Aragua Penitentiary Center
- Location: Tocorón, Zamora Municipality, Aragua, Venezuela; 10°05′00″N 67°34′38″W﻿ / ﻿10.083333°N 67.577222°W;
- Status: Operational
- Security class: Maximum security
- Capacity: 750
- Population: 7,000 (2016)
- Opened: 1982
- Managed by: Ministry of People's Power for Penitentiary Service
- Director: Rigoberto Jesús Fernández Colina
- Warden: Ezequiel Antonio Pérez Rivero

= Aragua Penitentiary Center =

Prison in Aragua State, Venezuela

The Aragua Penitentiary Center, also known as Tocorón prison, is a prison in Venezuela located in the town of Tocorón, in Aragua State.
==History==
The prison was built in 1982 with a capacity for 750 inmates; by 2016 it housed over 7,000 prisoners.

On 15 March 2007, 300 inmates began a hunger strike in protest at mistreatment of prisoners and their visitors; on 4 May, an internal riot left two dead and 23 injured, including the prison’s deputy director, Francisco Marcano.

In 2010, a clash over control of the facility left 16 dead.

The prison, like most Venezuelan facilities, suffers from serious administrative, health and security deficiencies. In 2014, organised crime took control of the complex.

It is one of the most violent prisons in the country, where inmates, heavily armed (even with hand grenades), engage in bloody gang clashes. The criminal organization known as the Tren de Aragua emerged here.

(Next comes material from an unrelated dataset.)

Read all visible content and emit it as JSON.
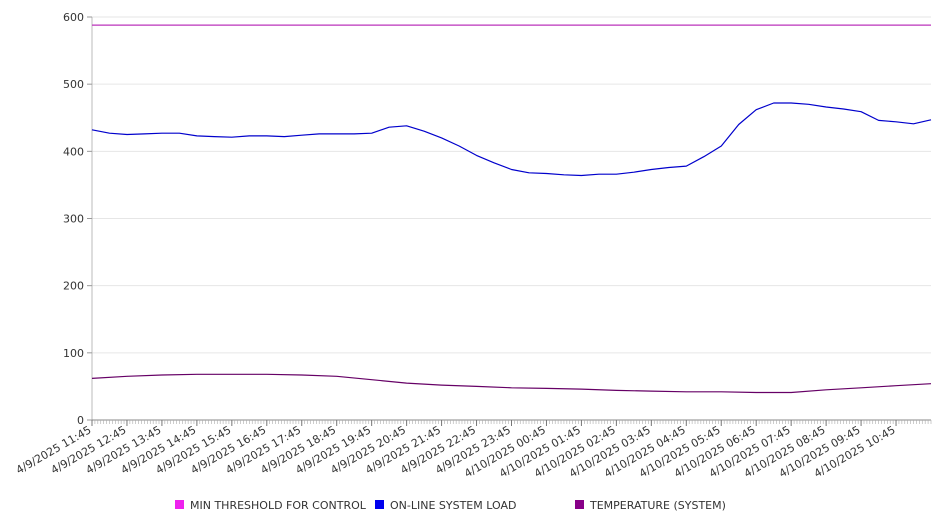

The complex controlled by Tren de Aragua featured a swimming pool, a nightclub, a baseball stadium and a zoo, as well as tunnels allowing free entry and exit.

== 2023 prison raid ==
In September 2023, the penitentiary became the focus of national and international attention due to an operation to retake control of the prison led by the Bolivarian National Armed Forces (FANB) called Operation Liberation Cacique Guaicaipuro, and the leader of the criminal gang, Héctor Guerrero Flores, escaped before the raid.
On 20 September, around 11,000 FANB agents were deployed to Tocorón to neutralise about 5,500 inmates, many armed. This deployment raised scepticism among experts and the public over its legitimacy and transparency, especially after authorities initially failed to confirm the whereabouts of thousands of inmates post-operation. A major of the Bolivarian National Guard died during the operation.
The Attorney General of Venezuela, Tarek William Saab, called the action a “crushing blow” to organised crime. However, observers such as Humberto Prado, director of the Venezuelan Prisons Observatory (OPV), opined that the unusually quick success of the operation compared with previous prison interventions seemed suspicious. Tocorón was identified as the base of Héctor Guerrero Flores, leader Tren de Aragua; a gang with influence across regions and internationally. Flores, who had already served his sentence but nevertheless voluntarily remained in the prison, left it days before the operation, and his closest lieutenants also managed to escape. Prado claimed that he had received reports that the intervention had been discussed with Flores in advance. The intervention also coincided with international reports on possible human rights violations in Venezuela, leading some to speculate that motives extended beyond prison security.